Scholarships are important to students because they provide a financial aid that is not based on the family’s income. While many students are eligible for financial aid, the financial aid is always based on the family’s income. Scholarships are awarded based on merit.
Can your scholarship be taken away?
Yes. Unfortunately, there are many reasons why a scholarship could be taken away. Most scholarship providers require you to perform at a certain standard. You not meeting this standard is the most common reason you could lose your funding.
Below are all the ways you could lose your scholarship, as well as what you can do after.
Lying On Your Application
For you to have been awarded the scholarship, you would have had to submit a resume. Hopefully, you did not lie on it. If your scholarship provider finds out that you did, your funding would be revoked.
You need to achieve a specific GPA to maintain your scholarship. The grade-point average would have been agreed upon before you enrolled in college. The average is set to make sure that you are performing to your highest standard.
You’re advised to regularly meet your counsellor/academic advisor to discuss your progress in classes.

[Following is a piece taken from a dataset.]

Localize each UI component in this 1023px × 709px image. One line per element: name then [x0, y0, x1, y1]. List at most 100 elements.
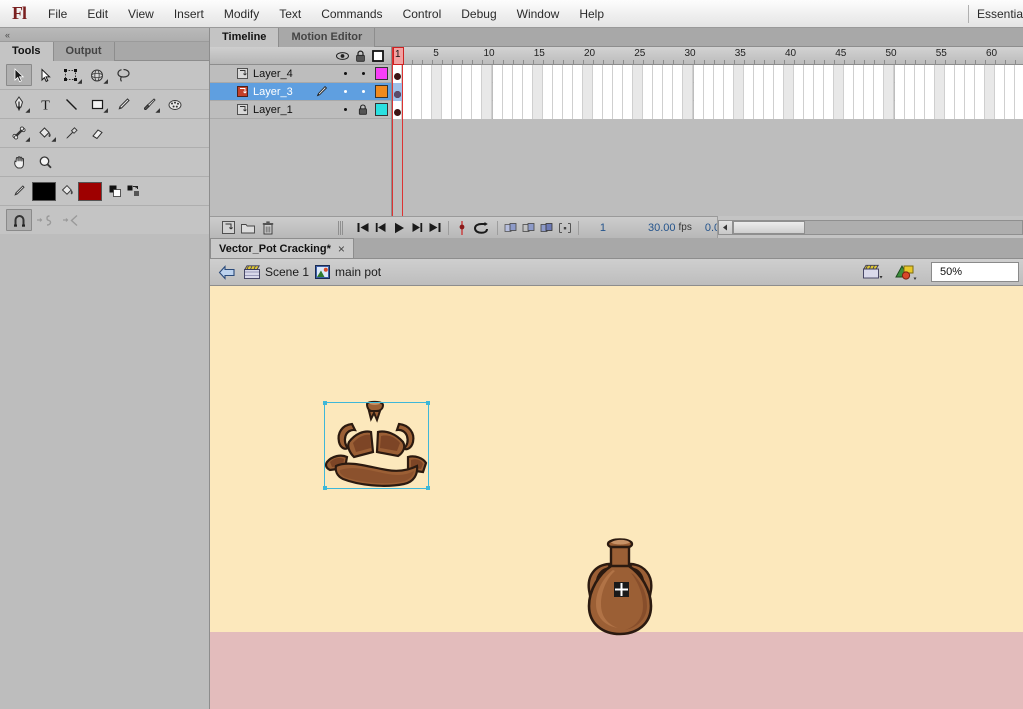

The scholarship provider wants to invest in your future. However, you may keep getting into trouble. If you’re irresponsible, you would lose your scholarship because you’d be a bad investment.
A lot of the time, your presence on social media would be monitored. Make sure your social media accounts are squeaky clean.
Switching Your Major
You may have gotten tired of your major, so you’re thinking of changing degrees. Unfortunately, this would cause you to lose your scholarship.
Here’s the deal:
Sticking with a major that you don’t like is never a good idea. If you realize you have a passion for another field, you should switch. Just keep in mind that you will have to look for another means of paying for classes.
Just like you would lose funding if you change your major, you would lose it if you change your school too. Most likely, your scholarship is being awarded by the university you’re currently in.
Misuse Of Funds
Most scholarship providers are very strict about how you use the money you receive. They may only allow you to use it on your housing, tuition, and books. Your scholarship would be revoked if you’ve been using the money for anything not specified in your terms and agreements.
If it isn’t clear what you can use the money for, speak to the awarding body. This would help avoid any unfortunate situations in the future.
Just like the scholarship requires you to perform at a certain academic standard, you would be required to take a certain number of credits too. You would have to be a full-time student, which means you need to take at least 12 credits an hour.
Speak to your school to find out how many credits puts you in the full-time student category. This differs per university.
What Do You Do If You Lose a Scholarship?
Sadly, you may have lost your scholarship due to one of the above reasons. The first thing you should do is find out how much more of your tuition-fees has to be paid. Then, meet with your school’s financial aid staff. You’d learn of any funding means you could use to procure your remaining course fees.
It might be time for you to get a job and pay for college. Your scholarship would have likely paid a chunk of your tuition fees, so there could be a very little remaining left. If you work hard, it shouldn’t be hard to meet it.
Of course, there could be another scholarship or grant you could apply for. Maybe your government is offering a bursary or grant you’re eligible for? Do your research.
There are many ways you could lose a scholarship. To sum them up, they are:
- Not performing at the required academic standards
- Not being on your best behavior
- You lying on your resume
- Switching your major
- Changing universities
Regularly meet with your academic advisor to ensure everything is going according to plan. He would tell you if you’re doing anything risky that could breach your scholarship agreements. As mentioned, the most common way students lose funding is because they don’t meet the GPA that their awarding body has set.